Mme Rouillard (Marie) : ...et préciser des points pour les professionnels qui vont être appelés justement à évaluer des demandes très sensibles. Et justement, on parlait de, du devoir d'information de, avec la question précédente, d'informer le patient adéquatement sur les démarches qu'il va pouvoir faire et sur la façon par exemple, dont sa demande va être... va pouvoir être remplie. Donc, c'est plus dans ce sens-là qu'on le voyait.

M. Oliva (Vincent) : Je pense qu'il y a peut-être... ou... Le complément pour la formation.
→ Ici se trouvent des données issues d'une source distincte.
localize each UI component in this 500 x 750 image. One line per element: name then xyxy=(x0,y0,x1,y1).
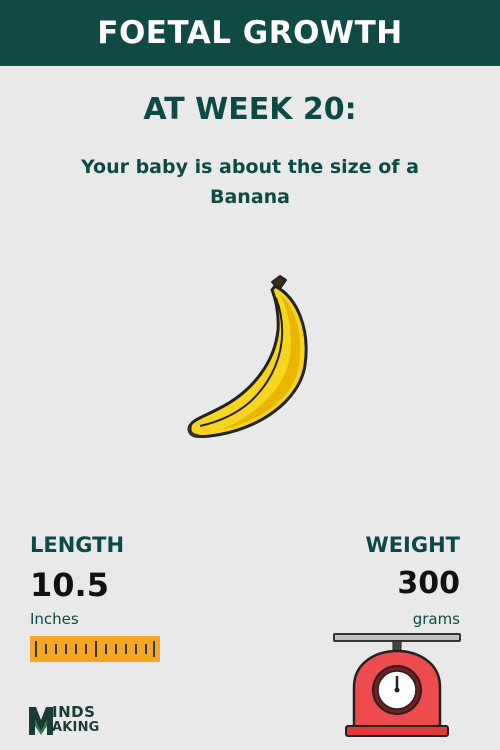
logo-text-bottom: AKING xyxy=(52,720,100,735)
weight-label: WEIGHT xyxy=(365,533,460,557)
size-description-line: Your baby is about the size of a xyxy=(81,156,419,178)
ruler-icon xyxy=(30,636,160,662)
length-label: LENGTH xyxy=(30,533,125,557)
length-value: 10.5 xyxy=(30,566,109,604)
logo-m-icon xyxy=(29,707,53,735)
size-description: Your baby is about the size of a Banana xyxy=(50,152,450,212)
logo-text-top: INDS xyxy=(52,703,96,721)
brand-logo: INDS AKING xyxy=(28,703,104,739)
header-bar: FOETAL GROWTH xyxy=(0,0,500,66)
week-heading: AT WEEK 20: xyxy=(143,92,357,127)
weight-unit: grams xyxy=(412,610,460,628)
banana-icon xyxy=(187,275,308,438)
scale-icon xyxy=(333,633,461,737)
weight-value: 300 xyxy=(397,566,460,601)
length-unit: Inches xyxy=(30,610,79,628)
page-title: FOETAL GROWTH xyxy=(97,15,403,51)
fruit-name: Banana xyxy=(210,186,290,208)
M. Evoy (François) : Oui, pour la formation. Bien, écoutez, les... la commission de soins de fin de vie, les comités interdisciplinaires, tu sais, ils sont très utiles dans les établissements pour aider les médecins justement dans les décisions. Donc, ces gens-là sont comme nos points de repère. C'est par eux que ça doit passer, évidemment. Donc, une fois que les guides sont faits, eux les appliquent, les interprètent et puis ils vont être des personnes de référence, là, pour les médecins qui vont vouloir procéder. Donc, c'est un peu la façon dont je vois que ça va s'insérer. Puis, évidemment, bien, la mécanique est assez bien huilée, de façon générale. Il va y avoir une adaptation, c'est clair. Mais, tu sais, on n'est pas comme voilà cinq ans où tout était nouveau, tu sais, les choses ont changé. Je pense qu'on est capables de l'intégrer. Ça va être un gros défi, c'est certain. Mais le personnel qui est compétent pour le faire est là.

Mme Tardif : Merci.

La Présidente (Mme Lecours, Les Plaines) : Voilà, c'est ce qui termine ce dernier bloc. Dr Oliva, Dr Evoy, Maître Rouillard, merci beaucoup pour votre participation et l'apport à nos travaux. Ce fut fort intéressant. Alors, je me permets de vous... Au nom de mes collègues ici présentes, de vous souhaiter une bonne fin de journée.

Et pour l'heure, la commission ajourne ses travaux jusqu'au mardi 21 mars 2023 à 10 h, où elle poursuivra son mandat.